The diagnosis of a disorder causing hilar biliary strictures is extremely important, because of the massive surgical invasion. It may therefore be useful to perform cholangioscopy and biopsy of the lymph gland by endoscopic ultrasound (EUS) with fine-needle aspiration (FNA) for the diagnosis of this disease. Recent studies have evaluated the efficacy of peroral cholangioscopy (POCS) for diagnosis of biliary diseases [1115]. POCS may reveal characteristic finding of this disorder. In addition, there are some reports about the usefulness of the qualitative diagnosis of EUS-FNA for intra-abdominal lymphadenopathy [4, 16, 17]. If the pathologic features of intra-abdominal lymphadenopathy are revealed in the future, EUS-FNA for lymphadenopathy may help the diagnosis of this disease.

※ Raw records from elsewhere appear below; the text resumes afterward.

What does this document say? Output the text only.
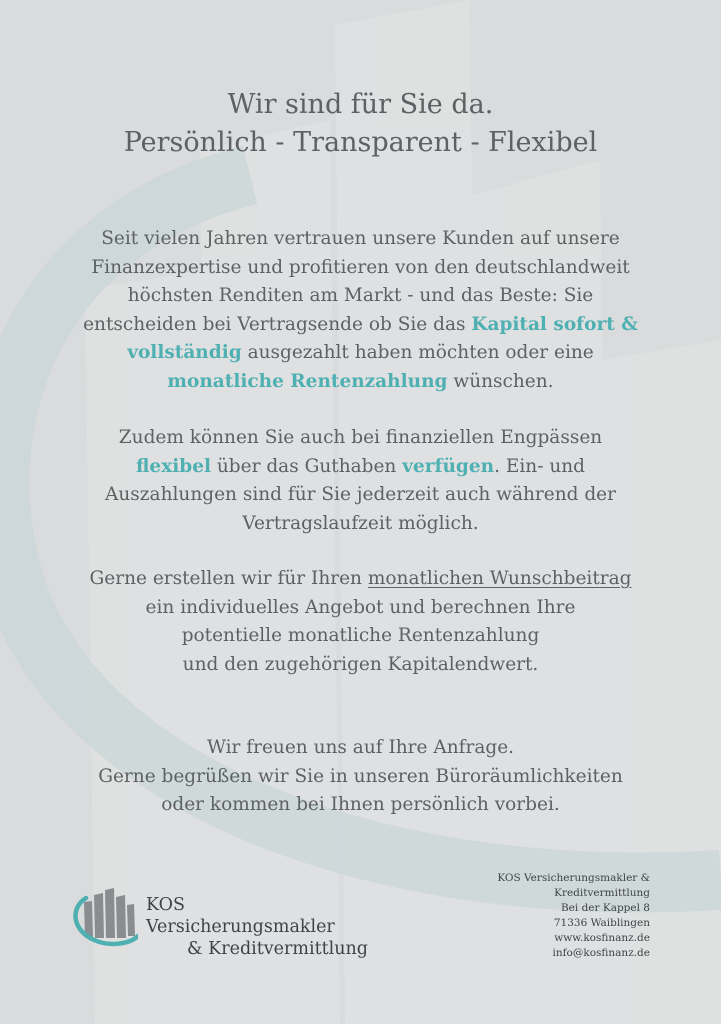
Wir sind für Sie da.
Persönlich - Transparent - Flexibel
Seit vielen Jahren vertrauen unsere Kunden auf unsere
Finanzexpertise und profitieren von den deutschlandweit
höchsten Renditen am Markt - und das Beste: Sie
entscheiden bei Vertragsende ob Sie das Kapital sofort &
vollständig ausgezahlt haben möchten oder eine
monatliche Rentenzahlung wünschen.
Zudem können Sie auch bei finanziellen Engpässen
flexibel über das Guthaben verfügen. Ein- und
Auszahlungen sind für Sie jederzeit auch während der
Vertragslaufzeit möglich.
Gerne erstellen wir für Ihren monatlichen Wunschbeitrag
ein individuelles Angebot und berechnen Ihre
potentielle monatliche Rentenzahlung
und den zugehörigen Kapitalendwert.
Wir freuen uns auf Ihre Anfrage.
Gerne begrüßen wir Sie in unseren Büroräumlichkeiten
oder kommen bei Ihnen persönlich vorbei.
KOS Versicherungsmakler
& Kreditvermittlung
KOS Versicherungsmakler &
Kreditvermittlung
Bei der Kappel 8
71336 Waiblingen
www.kosfinanz.de
info@kosfinanz.de
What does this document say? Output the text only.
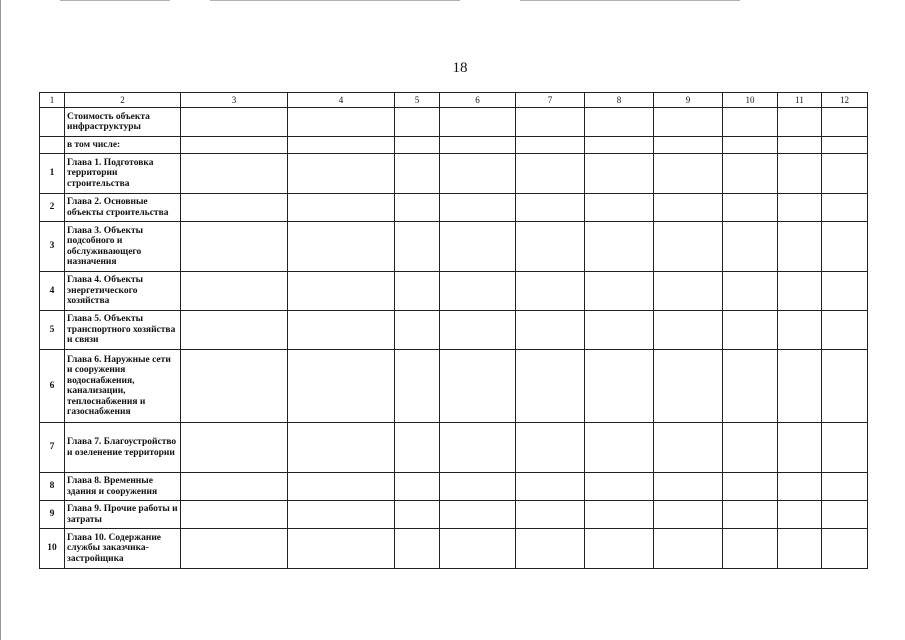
18
1	2	3	4	5	6	7	8	9	10	11	12
	Стоимость объекта инфраструктуры										
	в том числе:										
1	Глава 1. Подготовка территории строительства										
2	Глава 2. Основные объекты строительства										
3	Глава 3. Объекты подсобного и обслуживающего назначения										
4	Глава 4. Объекты энергетического хозяйства										
5	Глава 5. Объекты транспортного хозяйства и связи										
6	Глава 6. Наружные сети и сооружения водоснабжения, канализации, теплоснабжения и газоснабжения										
7	Глава 7. Благоустройство и озеленение территории										
8	Глава 8. Временные здания и сооружения										
9	Глава 9. Прочие работы и затраты										
10	Глава 10. Содержание службы заказчика-застройщика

Because the concept of this disease has not yet been established, neither the optimal treatment method nor the prognosis are clear. Further investigations and accumulation of data for this disease are needed.

In conclusion, we treated a case of follicular cholangitis that was difficult to distinguish from hilar biliary cholangiocarcinoma. We should recognize this disease (so-called follicular cholangitis) as one of the disorders causing hilar biliary stricture.